Given the high levels of observed gun violence in many US cities (Braga et al. 2010), including retaliatory shootings embedded in social networks that are themselves embedded in neighborhoods characterized by concentrated poverty (Morenoff et al. 2001; Tita and Ridgeway 2007; Papachristos 2009), gun violence could conceivably become contagious with violence triggering more violence (Fagan et al. 2007; Patel et al. 2012). Lending empirical support for this possibility, other human behaviors, including self-directed violence, have been shown to diffuse readily (de Tarde 1903; Coleman et al. 1957; Christakis and Fowler 2007) and evidence of diffusion of violence in social networks has been recently reported (Rosenfeld et al. 1999; Papachristos 2009; Short et al. 2014; Papachristos et al. 2016; Green et al. 2017).

At the same time, detailed examinations of homicide circumstances and motivations have revealed that much fatal gun violence is spontaneous (Metropolitan Police Department 2006; Philadelphia Police Department 2014; Chicago Police Department 2012), resulting from arguments and failed drug transactions (Tita et al. 2003). The existence of non-retaliatory shootings alone, if they were randomly distributed in space-time, would simply add noise to estimates of the diffusion of any retaliatory shootings. However, if a sufficient fraction of all gun discharges in a city result from non-retaliatory shootings that are themselves clustered in space-time, then endemic gun violence with little or no diffusion in space or time could be confused for an epidemic or infectious process using conventional space/time interaction tests.1

Distinguishing between these two interpretations is important on both theoretical and policy grounds. Theoretically, diffusing gun violence would provide support for models of gun violence that emphasize its contagious/infectious features and suggest the need for additional studies focusing on the exact individual-level and mobility-based mechanisms through which elevated risk is transmitted through space and time. Non-random clustering without diffusion, on the other hand, highlights the role of social structure and place in determining the observed distributions. Similarly, the policy implications of these two interpretations can be quite different. Diffusion models have recently formed the theoretical basis for violence interruption programs targeting individuals at heightened risk of perpetration or victimization. Non-diffusion models, by contrast, suggest the need for place-based interventions that address persistent underlying structures (Braga 2005; Weisburd et al. 2012).

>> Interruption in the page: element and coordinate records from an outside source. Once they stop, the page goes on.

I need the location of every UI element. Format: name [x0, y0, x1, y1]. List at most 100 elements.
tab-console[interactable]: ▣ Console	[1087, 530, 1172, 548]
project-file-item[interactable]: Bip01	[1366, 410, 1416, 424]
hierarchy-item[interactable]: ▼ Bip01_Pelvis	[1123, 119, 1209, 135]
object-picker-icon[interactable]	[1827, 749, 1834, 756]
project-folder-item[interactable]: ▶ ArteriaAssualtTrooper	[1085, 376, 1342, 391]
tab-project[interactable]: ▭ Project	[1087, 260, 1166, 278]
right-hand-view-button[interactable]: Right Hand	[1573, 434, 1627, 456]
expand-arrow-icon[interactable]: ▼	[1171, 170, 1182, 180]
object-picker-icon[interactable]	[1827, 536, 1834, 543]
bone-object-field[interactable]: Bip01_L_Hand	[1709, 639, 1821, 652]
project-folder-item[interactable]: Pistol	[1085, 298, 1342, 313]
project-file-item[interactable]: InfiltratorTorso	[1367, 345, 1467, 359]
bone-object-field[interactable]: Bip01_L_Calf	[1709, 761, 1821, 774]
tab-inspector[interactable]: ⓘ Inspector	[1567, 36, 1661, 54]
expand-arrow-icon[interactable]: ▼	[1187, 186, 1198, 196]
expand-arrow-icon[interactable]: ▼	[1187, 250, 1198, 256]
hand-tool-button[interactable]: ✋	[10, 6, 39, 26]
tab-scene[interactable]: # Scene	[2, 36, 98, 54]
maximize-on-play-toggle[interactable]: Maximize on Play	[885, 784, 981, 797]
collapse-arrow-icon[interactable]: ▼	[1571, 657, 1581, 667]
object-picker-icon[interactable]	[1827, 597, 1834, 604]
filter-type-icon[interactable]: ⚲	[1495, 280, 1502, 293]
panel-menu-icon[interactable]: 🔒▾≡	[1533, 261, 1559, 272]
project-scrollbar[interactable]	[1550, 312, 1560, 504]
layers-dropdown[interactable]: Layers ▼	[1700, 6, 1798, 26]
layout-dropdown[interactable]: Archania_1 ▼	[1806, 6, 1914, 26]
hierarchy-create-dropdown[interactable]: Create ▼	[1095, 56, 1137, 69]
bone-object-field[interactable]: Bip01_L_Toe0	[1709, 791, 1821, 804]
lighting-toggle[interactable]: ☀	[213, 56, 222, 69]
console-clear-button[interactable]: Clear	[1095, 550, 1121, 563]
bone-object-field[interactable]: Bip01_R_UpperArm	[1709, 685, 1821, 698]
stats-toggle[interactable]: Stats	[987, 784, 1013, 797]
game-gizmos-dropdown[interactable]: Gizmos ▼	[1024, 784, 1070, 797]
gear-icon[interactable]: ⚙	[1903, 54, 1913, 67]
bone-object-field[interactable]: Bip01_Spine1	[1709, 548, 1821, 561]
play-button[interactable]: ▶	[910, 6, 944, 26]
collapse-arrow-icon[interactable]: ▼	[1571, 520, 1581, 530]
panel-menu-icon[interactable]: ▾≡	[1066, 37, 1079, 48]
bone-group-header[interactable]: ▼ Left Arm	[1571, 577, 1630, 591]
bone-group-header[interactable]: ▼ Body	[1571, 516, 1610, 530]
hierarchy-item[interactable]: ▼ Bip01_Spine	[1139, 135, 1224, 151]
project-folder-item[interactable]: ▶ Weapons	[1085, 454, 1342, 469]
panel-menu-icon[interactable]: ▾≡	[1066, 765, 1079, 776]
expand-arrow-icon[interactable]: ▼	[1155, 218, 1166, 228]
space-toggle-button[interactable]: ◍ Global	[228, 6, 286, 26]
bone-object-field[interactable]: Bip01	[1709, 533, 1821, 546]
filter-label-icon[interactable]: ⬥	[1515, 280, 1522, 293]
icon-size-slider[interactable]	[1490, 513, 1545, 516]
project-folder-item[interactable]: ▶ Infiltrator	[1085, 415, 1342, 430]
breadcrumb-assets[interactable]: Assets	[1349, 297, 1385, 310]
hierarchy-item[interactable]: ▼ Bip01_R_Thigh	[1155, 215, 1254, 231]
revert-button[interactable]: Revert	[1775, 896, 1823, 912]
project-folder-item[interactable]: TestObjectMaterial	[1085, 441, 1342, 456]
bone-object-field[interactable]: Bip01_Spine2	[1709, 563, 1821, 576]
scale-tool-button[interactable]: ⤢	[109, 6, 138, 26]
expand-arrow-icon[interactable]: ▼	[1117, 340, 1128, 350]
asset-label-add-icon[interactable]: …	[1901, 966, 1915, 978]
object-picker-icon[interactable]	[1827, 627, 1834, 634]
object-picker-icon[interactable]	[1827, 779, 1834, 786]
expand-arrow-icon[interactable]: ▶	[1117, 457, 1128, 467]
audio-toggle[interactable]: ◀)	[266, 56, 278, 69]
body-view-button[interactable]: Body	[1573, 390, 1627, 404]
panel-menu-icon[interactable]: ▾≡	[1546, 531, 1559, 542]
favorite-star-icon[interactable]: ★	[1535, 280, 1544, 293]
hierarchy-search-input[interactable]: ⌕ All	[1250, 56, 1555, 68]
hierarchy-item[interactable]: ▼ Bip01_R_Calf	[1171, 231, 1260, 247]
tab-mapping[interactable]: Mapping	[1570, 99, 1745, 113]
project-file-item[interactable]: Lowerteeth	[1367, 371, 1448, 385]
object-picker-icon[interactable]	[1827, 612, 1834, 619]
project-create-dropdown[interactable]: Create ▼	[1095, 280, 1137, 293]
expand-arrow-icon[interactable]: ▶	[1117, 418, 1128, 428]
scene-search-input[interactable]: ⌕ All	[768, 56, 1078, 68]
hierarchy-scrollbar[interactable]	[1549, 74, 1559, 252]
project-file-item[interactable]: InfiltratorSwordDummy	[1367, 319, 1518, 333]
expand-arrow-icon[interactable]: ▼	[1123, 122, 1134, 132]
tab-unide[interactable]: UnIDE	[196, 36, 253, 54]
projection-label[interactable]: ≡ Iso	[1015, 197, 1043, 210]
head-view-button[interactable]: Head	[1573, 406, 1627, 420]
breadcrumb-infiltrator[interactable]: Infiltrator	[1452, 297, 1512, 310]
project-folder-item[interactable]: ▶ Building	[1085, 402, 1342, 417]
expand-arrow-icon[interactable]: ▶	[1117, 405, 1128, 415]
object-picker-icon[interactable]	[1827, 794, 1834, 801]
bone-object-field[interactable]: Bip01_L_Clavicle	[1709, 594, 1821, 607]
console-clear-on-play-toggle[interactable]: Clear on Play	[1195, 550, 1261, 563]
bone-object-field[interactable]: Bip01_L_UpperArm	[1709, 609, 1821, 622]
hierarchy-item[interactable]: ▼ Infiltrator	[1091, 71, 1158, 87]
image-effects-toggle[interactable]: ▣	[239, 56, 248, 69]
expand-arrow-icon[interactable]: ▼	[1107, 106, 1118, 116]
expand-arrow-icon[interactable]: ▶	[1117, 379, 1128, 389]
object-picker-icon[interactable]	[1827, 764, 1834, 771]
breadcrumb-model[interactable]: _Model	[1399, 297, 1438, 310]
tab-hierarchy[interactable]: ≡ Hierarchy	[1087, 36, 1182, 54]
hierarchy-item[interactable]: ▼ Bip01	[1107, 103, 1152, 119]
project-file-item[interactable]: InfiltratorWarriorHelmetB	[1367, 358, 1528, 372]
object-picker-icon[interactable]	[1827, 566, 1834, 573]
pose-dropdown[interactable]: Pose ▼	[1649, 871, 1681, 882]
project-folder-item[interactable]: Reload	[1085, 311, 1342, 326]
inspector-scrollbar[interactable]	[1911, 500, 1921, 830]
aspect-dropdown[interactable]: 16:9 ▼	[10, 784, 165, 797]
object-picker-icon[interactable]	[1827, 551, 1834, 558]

To test these alternative possibilities and to more precisely describe the spatiotemporal point process of contemporary gun violence, we examine a dataset composed of data from an acoustic gunshot locator system (AGLS) installed in Washington, DC, a city with a long history of gang and gun violence. Using this data, which overcomes the incomplete measurement of gun violence in conventional reported crime data, and refined space-time interaction tests, we observe that while gun violence does diffuse over space and time, this diffusion is quite minimal—limited in space to 126 m and in time to 10 min–and thus much more likely to be consistent with a discrete gun fight, lasting for a matter of minutes, than with a diffusing, “infectious” process linking violent events across hours, days, or weeks. We then replicate these results using conventional calls for service (CFS) data on reported gunfire incidents. As such, these results provide little support for contagion models of violence diffusion in space and time; instead, this finding supports models predicting stochastic space/time clustering of gun violence (Braga et al. 2010).